Italian workers would retire later, receive less

Italy's debt crisis has clouded the future of the euro

(CNN) —  

Italy’s new prime minister late Sunday proposed €30 billion ($41 billion) in new taxes and spending cuts over two years, including reductions to future pensions, in an effort to end a budget crisis that has clouded the future of Europe’s common currency.

About €20 billion would come from cuts, including major changes to how Italian workers’ pensions are calculated and a one-year increase in retirement ages, effective in January, Prime Minister Mario Monti announced Sunday night.

The rest of the package involves a 1.5% tax on financial transactions, a new tax on high-end boats, cars and planes and efforts to crack down on tax evasion. It would cut provincial government costs while attempting to boost the Italian economy by rebuilding infrastructure.

In announcing the cuts, Monti – who also serves as finance minister – said he would take no salary for either position.

The country’s minimum pension of €500 won’t be cut, Welfare Minister Elsa Fornero said. But Italian workers would see their pensions based on their entire salary history, rather than the last three years – a move that could cut the average retiree’s pension by about €100 ($135) per month.

The announcement came after a weekend of difficult talks among political parties and with Italian labor unions, and Fornero began to cry as she announced the cuts. The package needs to be approved by Italy’s parliament, and Monti is scheduled to present the plans to lawmakers on Monday.

Italy is the third-largest economy in the euro system and the largest bond issuer, with nearly €1.9 trillion in debt.
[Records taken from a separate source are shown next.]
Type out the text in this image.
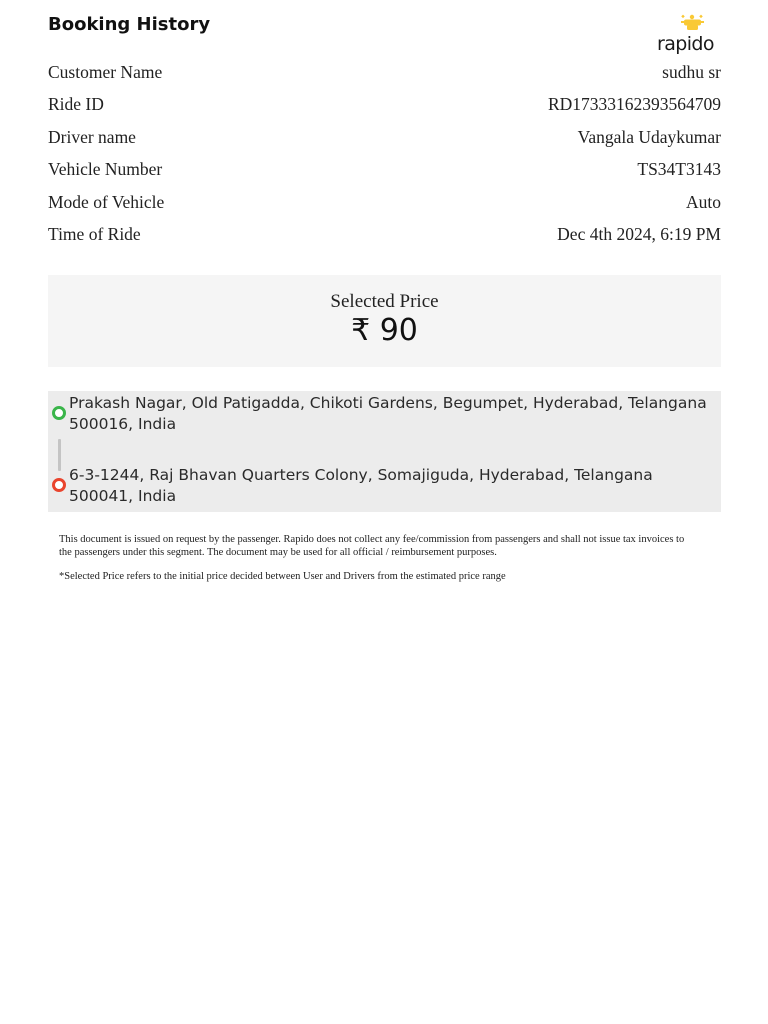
Booking History
rapido
Customer Name	sudhu sr
Ride ID	RD17333162393564709
Driver name	Vangala Udaykumar
Vehicle Number	TS34T3143
Mode of Vehicle	Auto
Time of Ride	Dec 4th 2024, 6:19 PM
Selected Price
₹ 90
Prakash Nagar, Old Patigadda, Chikoti Gardens, Begumpet, Hyderabad, Telangana 500016, India
6-3-1244, Raj Bhavan Quarters Colony, Somajiguda, Hyderabad, Telangana 500041, India

This document is issued on request by the passenger. Rapido does not collect any fee/commission from passengers and shall not issue tax invoices to the passengers under this segment. The document may be used for all official / reimbursement purposes.

*Selected Price refers to the initial price decided between User and Drivers from the estimated price range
It’s the latest European country to face hard questions over its debt load, a crisis that has threatened to unravel the common currency for 17 European states.

Monti took office in November following the resignation of longtime premier Silvio Berlusconi, who was brought down by difficulties in pushing through budget cuts. He was the second European leader forced out by a debt crisis, along with Greece’s George Papandreou.

Monti, a former European Union commissioner, told his people the measures are necessary to “save Italy.” He said Italians should blame him, not European Union leaders, for the cuts.

“I will never ask Italians to take sacrifices because Europe is asking for them,” he said. But he added, “I prefer criticism of me rather than Europe. Things can go on without me, not without Europe.”